Senin, 30 Agustus 2021 | 13:06:36 WIB

CELOTEHRIAU---Pengadaan masker untuk murid SD dan SMP sebesar Rp 1,4 Miar pada tahun 2020 lalu di Kabupaten Siak  dalam beberapa hari ini menjadi buah bibir masyarakat di kabupaten berjuluk " Negeri Istana". Ada Apa? 

Itu setelah Kepala Dinas Pendidikan dan Kebudayaan (Disdikbud) Kabupaten Siak, Lukman mengaku sejumlah anak buahnya dipanggil kejaksaan belum lama ini terkait pengadaan masker Rp1,4 miliar lebih.
 
Pengadaan masker itu dilakukan dalam dua tahap. Pada bulan Juli sebesar Rp1 miliar lebih, dan September Rp400 juta lebih. 

Masker itu dibagikan kepada sekitar 110 ribu murid SD dan SMP, baik sekolah negeri maupun swasta, dimana setiap murid mendapatkan dua masker kain. 

"Sudah dipanggil pihak kejaksaan.
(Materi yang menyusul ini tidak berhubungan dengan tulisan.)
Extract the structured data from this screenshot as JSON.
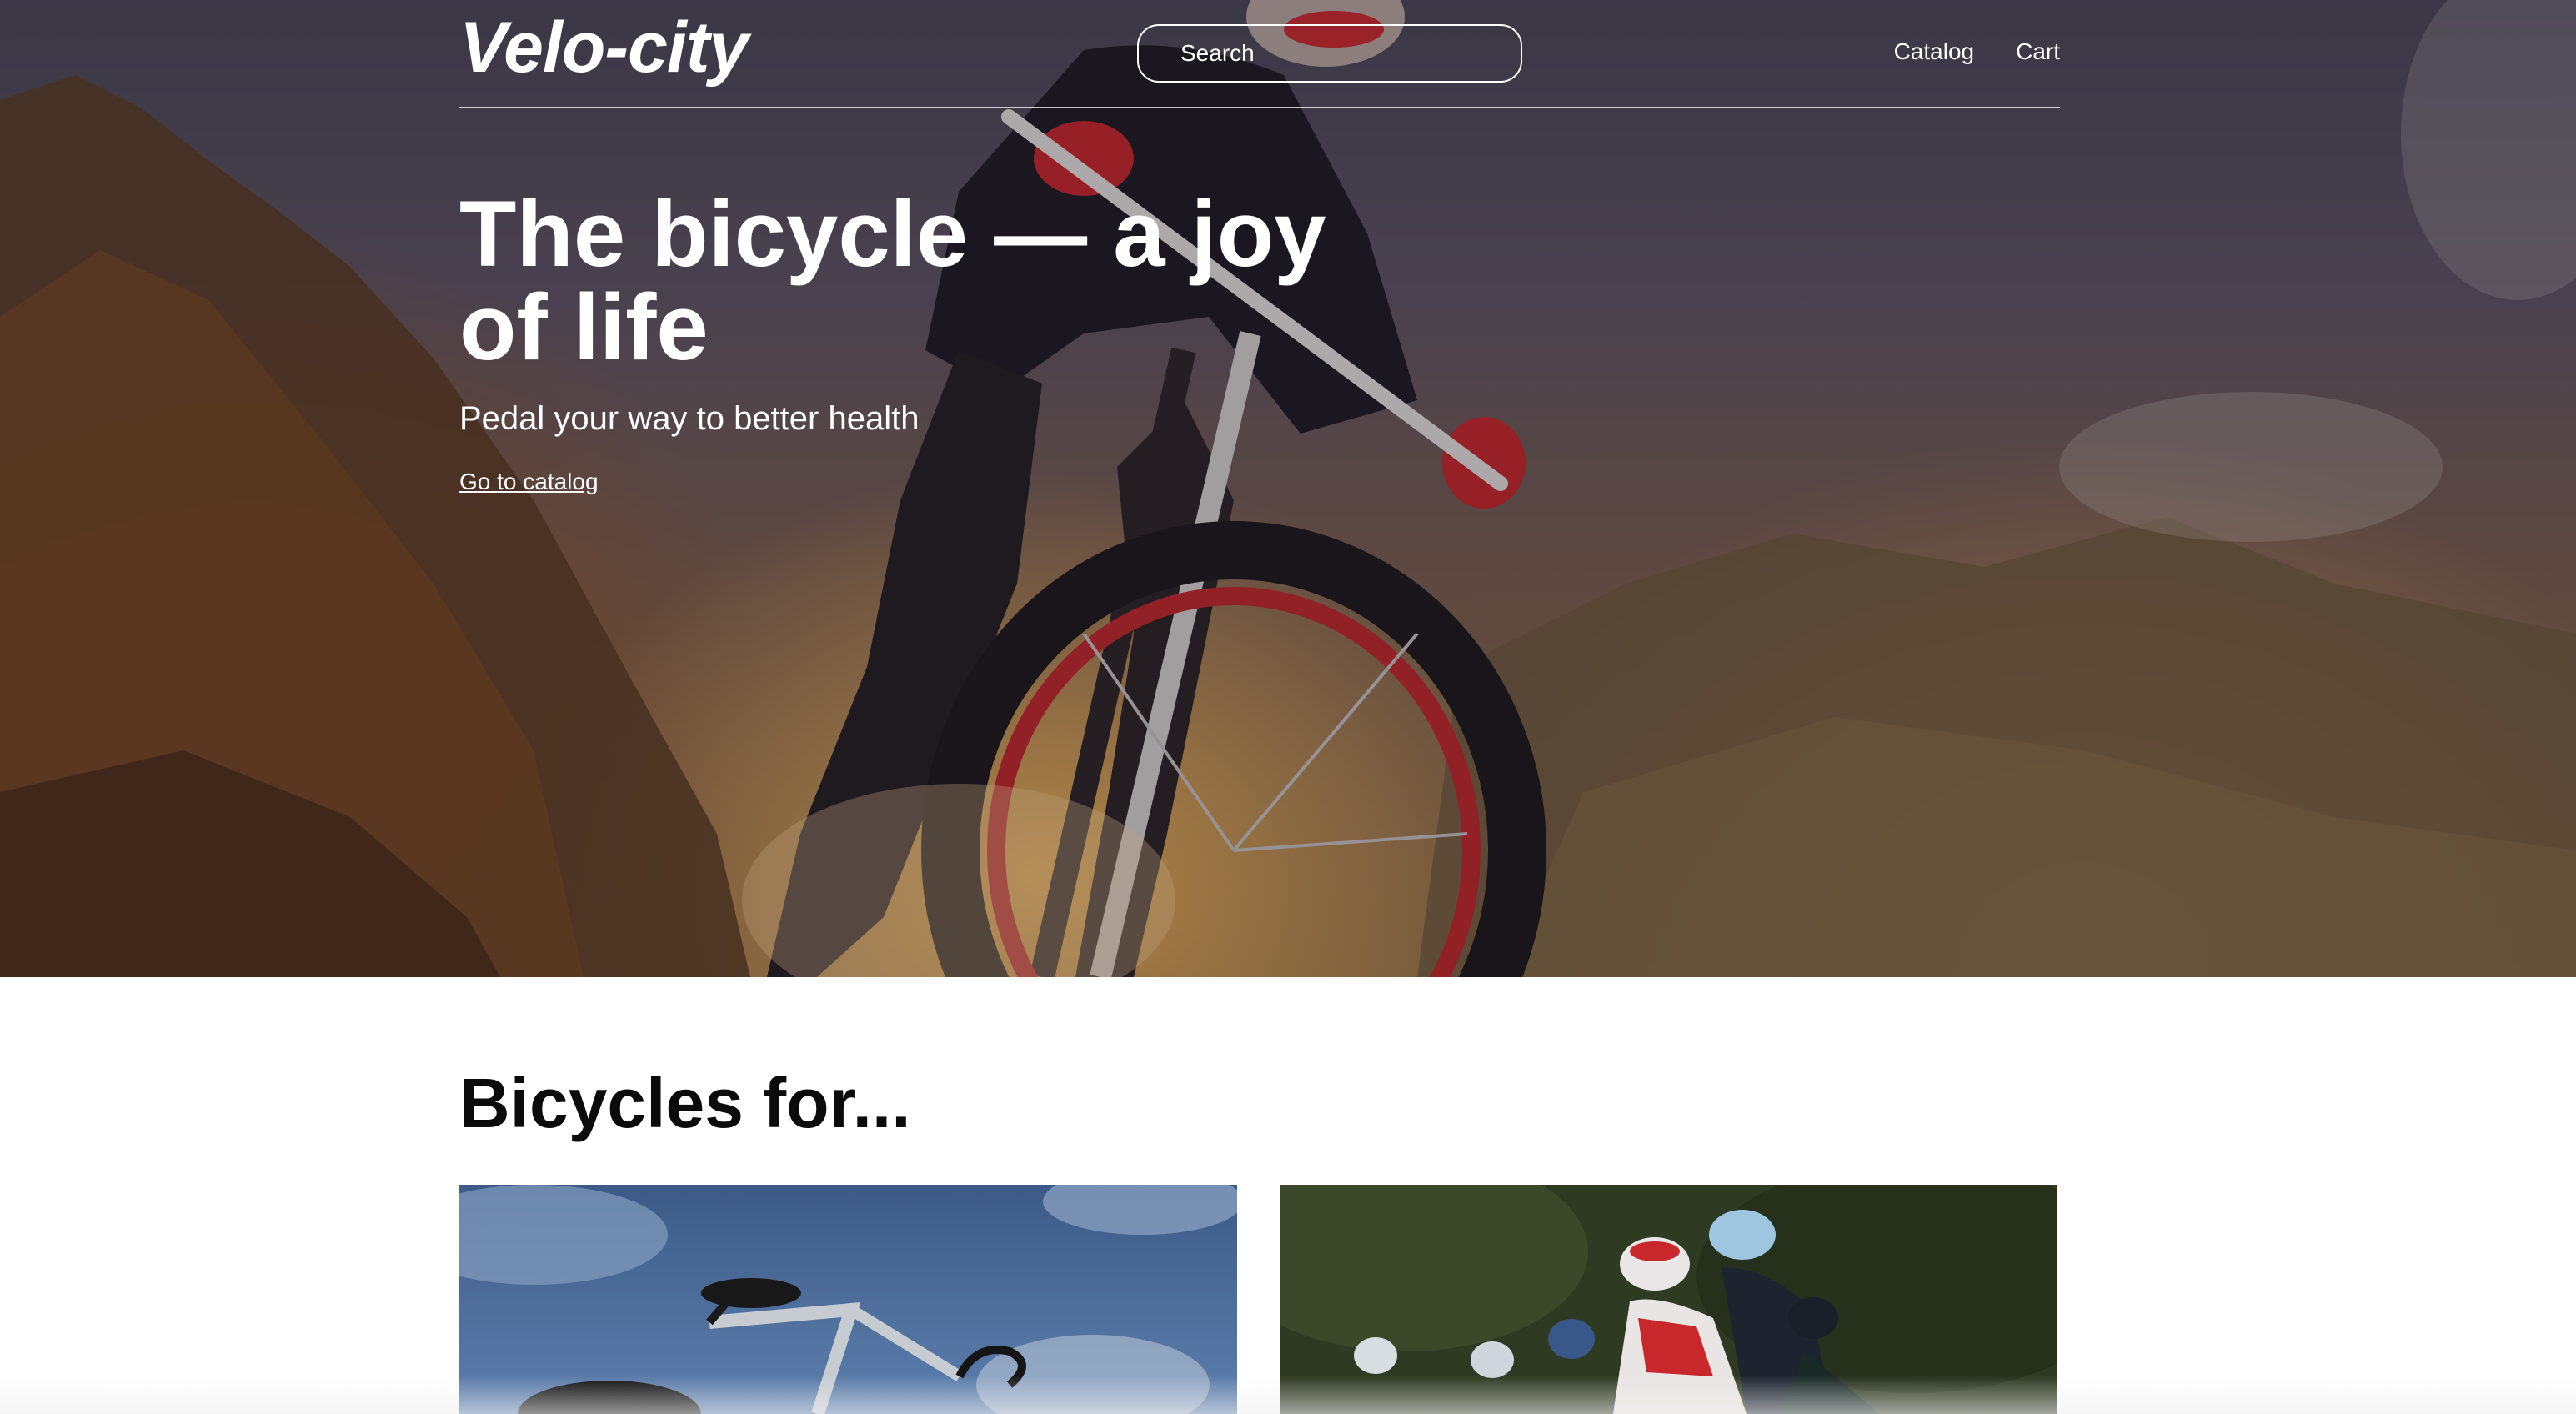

Yang dipanggil Kabid SMP dan SD serta kasi-kasinya," kata Lukman kepada seperti dikutip dari Gatra.com yang diamini Kabid SMP Fahrurrozi.
 
Lukman menuturkan data-data terkait pengadaan masker kain tiga lapis itu juga sudah diserahkan kepada kejaksaan. "Sudah. Kita juga jelaskan semuanya, kenapa dilakukan pengadaan masker meski proses belajar mengajar pada tahun lalu itu sistem daring. Tentu pengadaan masker ini tidak terlepas dari arahan Bupati Siak," kata dia.
 
Namun pernyataan Lukman itu langsung dibantah oleh oleh Kasi Intel Kejaksaan Negeri (Kejari) Siak, Saldi melalui pesan singkat. 

Kasintel Kejari Siak ini mengatakan tidak ada pemanggilan terhadap pejabat Disdikbud Siak terkait pengadaan masker. "Ndak ada kegiatan atau pemanggil pejabat Dinas Pendidikan," kata Saldi melalui pesan singkatnya.